December is set to be a crucial month at the Chinese box office after the disappointing National Day Holiday takings two months ago. As budgets soar, Chinese producers are putting increasing pressure on cinemas to return higher box office income to cover their investment risks.
Flowers is one of the year's most-anticipated films in China. It has an official budget of RMB600 million ($94.4 million), the largest in Chinese film history, and stars Christian BALE as a foreigner who saves Chinese lives in wartime Nanjing in December 1937.
In an interview with web portal sina.com 北京新浪互聯信息服務有限公司 in October, producer ZHANG Weiping 張偉平 (pictured) stated, "In the past, we had to beg the theaters to play our films. But this is a different time now. I will let them beg me to screen the movie because I can guarantee that their screening rooms will be crowded."
But local exhibitors balked at Zhang's demands that they set the minimum ticket price to RMB40 and reduce their after-tax share from 57% to 55%. It was claimed by a media commentator on Weibo, China's Twitter-like microblog, that the top eight cinema chains had threatened to boycott the film in response to the demands.
After the film was screened to exhibitors yesterday, they agreed to the RMB40 minimum ticket price in major cities but maintained their 57% share after tax. It is estimated that tickets to Flowers will cost as much as RMB100 ($15.71), in what is already one of the world's most expensive cinema-going countries.
Earlier this week, Zhang told sina.com, "First of all, we only raised the minimum ticket price by RMB5, so where is the RMB100 price coming from? Second, in terms of revenue sharing, the distributor is taking 45% and the cinemas are taking 55% after taxes. They're taking the majority, yet the risk lies with me."

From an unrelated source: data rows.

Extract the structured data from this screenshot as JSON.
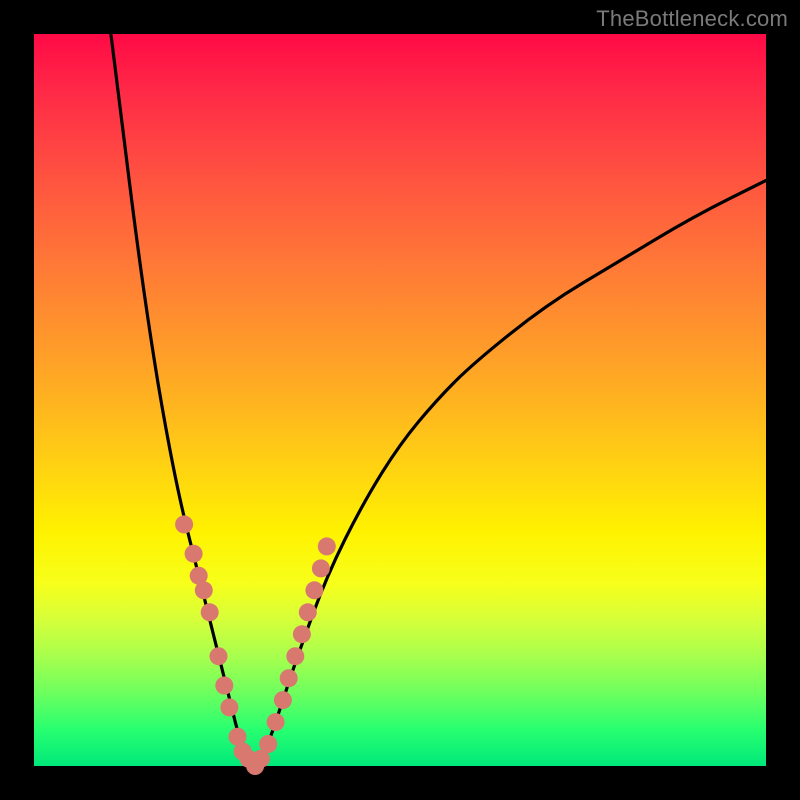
{
  "watermark": "TheBottleneck.com",
  "chart_data": {
    "type": "line",
    "title": "",
    "xlabel": "",
    "ylabel": "",
    "xlim": [
      0,
      100
    ],
    "ylim": [
      0,
      100
    ],
    "grid": false,
    "background": "vertical-gradient-red-to-green",
    "description": "V-shaped bottleneck curve on a red→yellow→green vertical gradient. Curve minimum near x≈29 at y≈0; rises sharply to y≈100 at x≈10.5 (left arm) and to y≈80 at x=100 (right arm). Salmon dots mark sample points clustered near the trough and partway up each arm.",
    "series": [
      {
        "name": "bottleneck-curve",
        "x": [
          10.5,
          12,
          14,
          16,
          18,
          20,
          22,
          24,
          26,
          27,
          28,
          29,
          30,
          31,
          32,
          34,
          36,
          40,
          45,
          50,
          55,
          60,
          70,
          80,
          90,
          100
        ],
        "y": [
          100,
          88,
          72,
          58,
          46,
          36,
          28,
          20,
          12,
          8,
          4,
          1,
          0,
          1,
          3,
          9,
          15,
          26,
          36,
          44,
          50,
          55,
          63,
          69,
          75,
          80
        ]
      }
    ],
    "points": {
      "name": "sample-dots",
      "color": "#d8786f",
      "x": [
        20.5,
        21.8,
        22.5,
        23.2,
        24.0,
        25.2,
        26.0,
        26.7,
        27.8,
        28.5,
        29.3,
        30.2,
        31.0,
        32.0,
        33.0,
        34.0,
        34.8,
        35.7,
        36.6,
        37.4,
        38.3,
        39.2,
        40.0
      ],
      "y": [
        33,
        29,
        26,
        24,
        21,
        15,
        11,
        8,
        4,
        2,
        1,
        0,
        1,
        3,
        6,
        9,
        12,
        15,
        18,
        21,
        24,
        27,
        30
      ]
    }
  }
}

Zhang argued that audiences should support the ambitions of the local industry with higher ticket prices: "The Flowers of War is the most expensive film in Chinese history. It's 145 minutes long, 40-50 minutes longer than a typical local film. That means this is an enhanced product, which naturally means a higher ticket price."
Producers of TSUI Hark 徐克's 3-D action fantasy Flying Swords of Dragon Gate 龍門飛甲 (2011), who have moved its release two days forward to open head-to-head with Flowers, have themselves asked cinemas in China to return a minimum of RMB35 ($5.50) per admission, a precedent set by local blockbuster Aftershock 唐山大地震 (2010).

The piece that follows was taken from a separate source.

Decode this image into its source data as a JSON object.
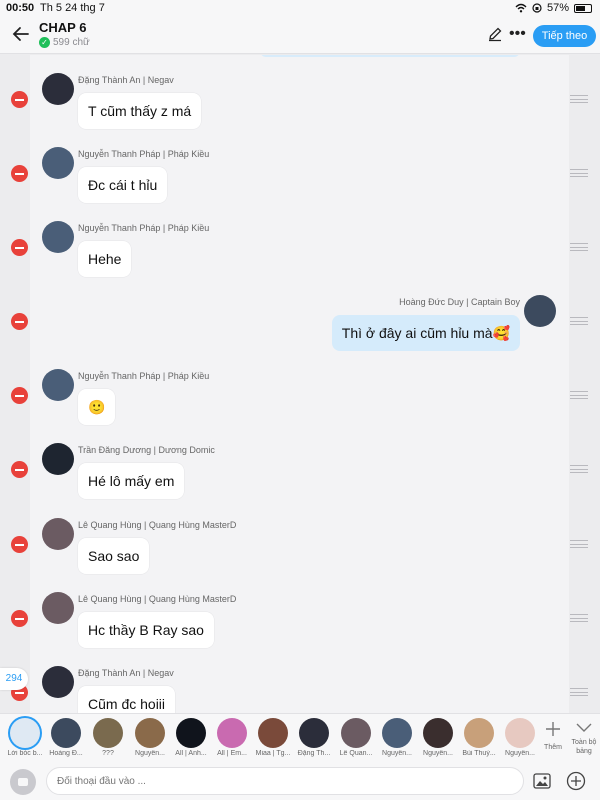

Also opening next month is XU Jinglei 徐靜蕾's thriller Dear Enemy 親密敵人 (2011), currently scheduled on 23 Dec. Xu starred in Eternal Moment 將愛情進行到底 (2011), the third highest-grossing local film of the year. Her most recent film as a director, romantic comedy Go! Lala Go! 杜拉拉升職記 (2010), made RMB124.5 million ($19.6 million).
There has been a series of surprises at the Chinese box office in 2011 that has increased producer uncertainty. The number one film at the box office last week is comedy Love Is Not Blind 失戀３３天 (2011). It has taken US$45 million in 13 days, outperforming Real Steel (2011) and The Adventures of Tintin: The Secret of the Unicorn (2011).
Other unexpected hits at the box office this year include drama Buddha Mountain 觀音山 (2010) and horror Mysterious Island 孤島驚魂 (2011), starring FAN Bingbing 范冰冰 and Mini YANG 楊冪 respectively, that made RMB69.3 million ($10.9 million) and RMB90.0 million ($14.2 million) on release in March and July.
Original English translation of Zhang Weiping's statements — and reporting — are by Hong Kong-based industry observer Kevin MA 馬樂民.